Now let's save the files as text files. This is just to hone in on the idea that you can export the data you create here.

In [None]:
genbank_output_name="" #set your output name inbetween the quotations

#open a new, writeable ("w") text file as the variable f
#the {0} is where your genbank_output_name will be inserted, so your named file will save within the outputs/ folder
with open("outputs/{0}.txt".format(genbank_output_name), "w") as f: 
    for element in unique_to_genbank: #loop through each element in the unique genbank ID list
        f.write("{}\n".format(element)) #use .write() to write the current element to the file designated f

Now, try creating textfiles for the unique_to_vipr and shared lists.

In [None]:
vipr_output_name="" #set your output name inbetween the quotations
#Fill
#in
#the
#rest
#to
#generate
#textfile

In [None]:
shared_output_name="" #set your output name inbetween the quotations
#Fill
#in
#the
#rest
#to
#generate
#textfiles

For the finishing touches, let's visualize the data. We'll use a more readable, histograph version of venn diagrams, the upsetplot. Then we will use matplotlib's pyplot() function to actually display the plot in the Jupyter notebook cell.

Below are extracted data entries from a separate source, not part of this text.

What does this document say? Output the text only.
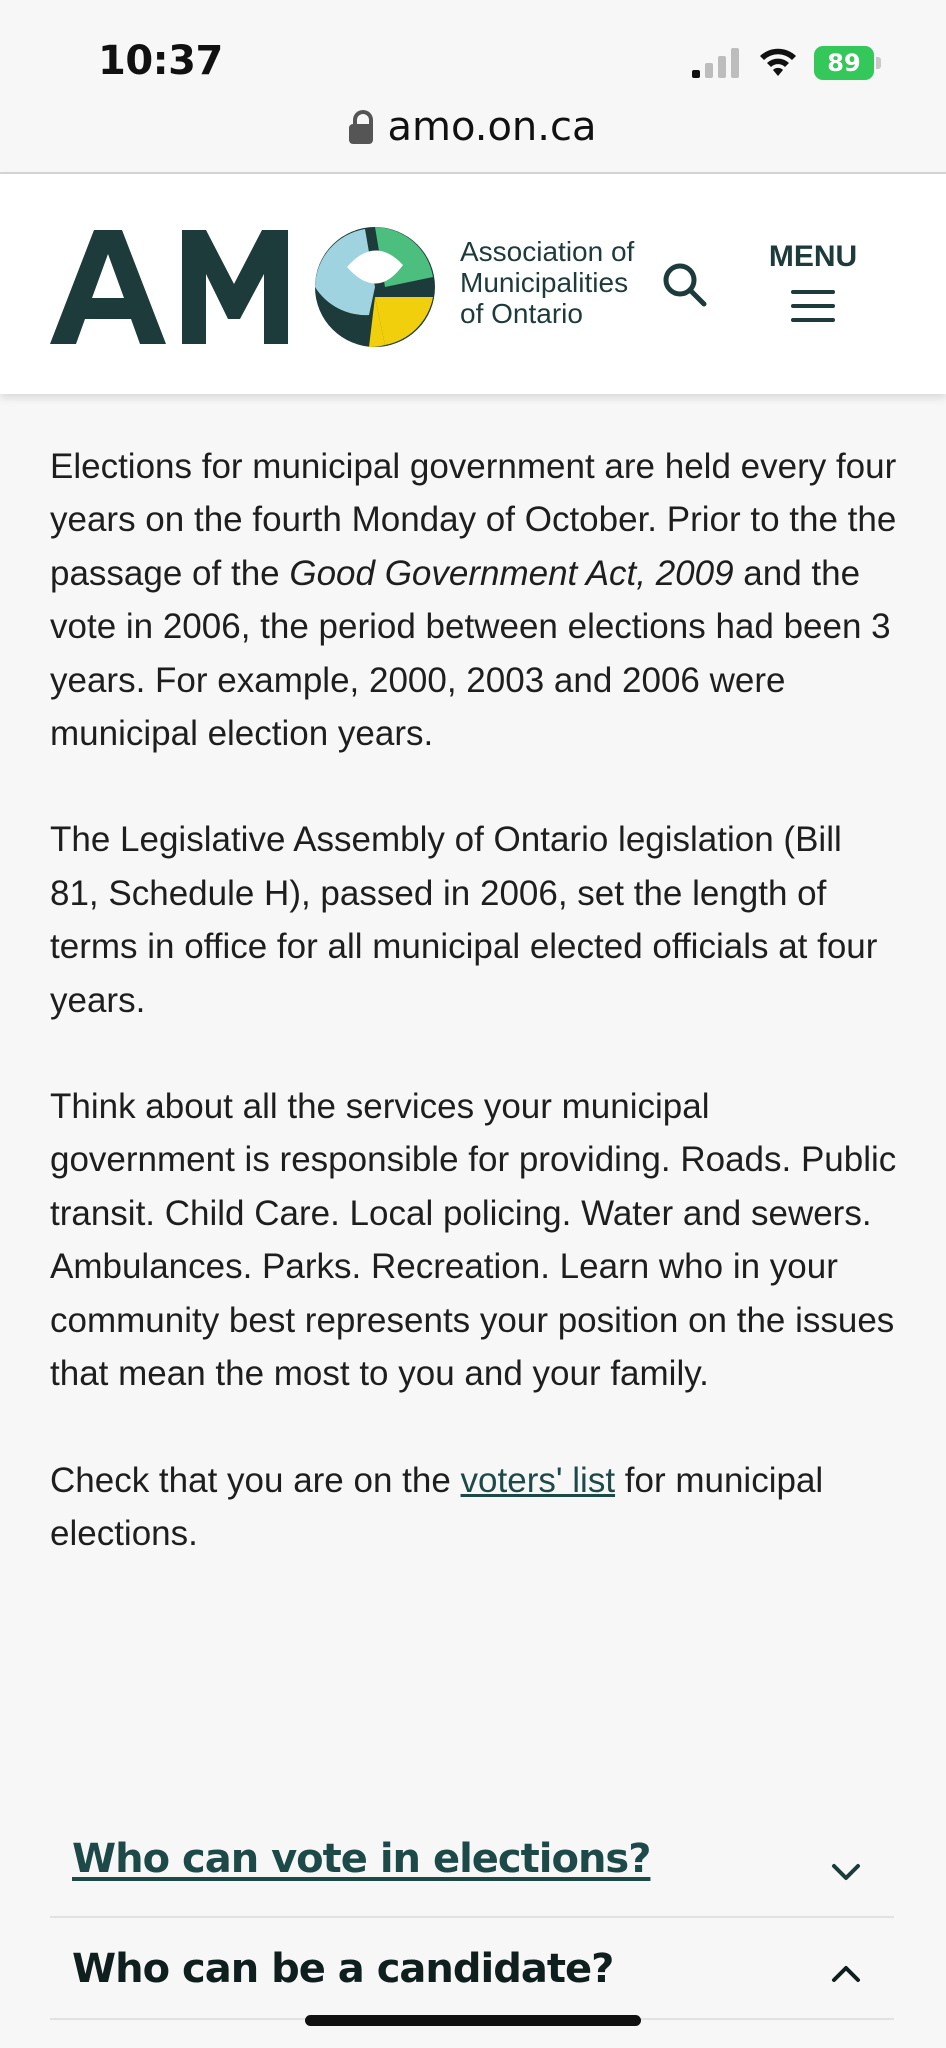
10:37	89
amo.on.ca
Association of
Municipalities
of Ontario
MENU

Elections for municipal government are held every four years on the fourth Monday of October. Prior to the the passage of the Good Government Act, 2009 and the vote in 2006, the period between elections had been 3 years. For example, 2000, 2003 and 2006 were municipal election years.

The Legislative Assembly of Ontario legislation (Bill 81, Schedule H), passed in 2006, set the length of terms in office for all municipal elected officials at four years.

Think about all the services your municipal government is responsible for providing. Roads. Public transit. Child Care. Local policing. Water and sewers. Ambulances. Parks. Recreation. Learn who in your community best represents your position on the issues that mean the most to you and your family.

Check that you are on the voters' list for municipal elections.

Who can vote in elections?
Who can be a candidate?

To install upsetplot, open your terminal window and paste/execute the following line of code:
```conda install -c conda-forge upsetplot```

Documentation here: https://pypi.org/project/UpSetPlot/


In [None]:
from upsetplot import from_memberships, plot
from matplotlib import pyplot as plt
#Make sure the matplotlib output is displayed in jupyter notebook
%matplotlib inline

#Set the names for your two lists to compare along with the title of your final plot
genbank_name=""
vipr_name=""
plot_title=""

upset_data = from_memberships(
    [[genbank_name], #This label corresponds to elements unique to genbank ID list
    [vipr_name], #This label corresponds to elements unique to vipr ID list
    [genbank_name,vipr_name], #This label corresponds to elements common to both lists
    ],
    data=[len(unique_to_genbank),len(unique_to_vipr),len(shared)] #calling back the lists you generated earlier, use len() to set the lengths of the histograms to be displayed at each of the membership labels above.
)

#Note: The upset_data format was line-separated to make it easier to comment.
#The following command is identical:
#set_data = from_memberships([[genbank_name],[vipr_name],[genbank_name,vipr_name],],data=[len(unique_to_genbank),len(unique_to_vipr),len(shared)])

#Plot the data
plot(upset_data)
plt.suptitle('{0}'.format(plot_title))
plt.show()

Congrats, you have now compared two ID lists from two fasta files of different origins.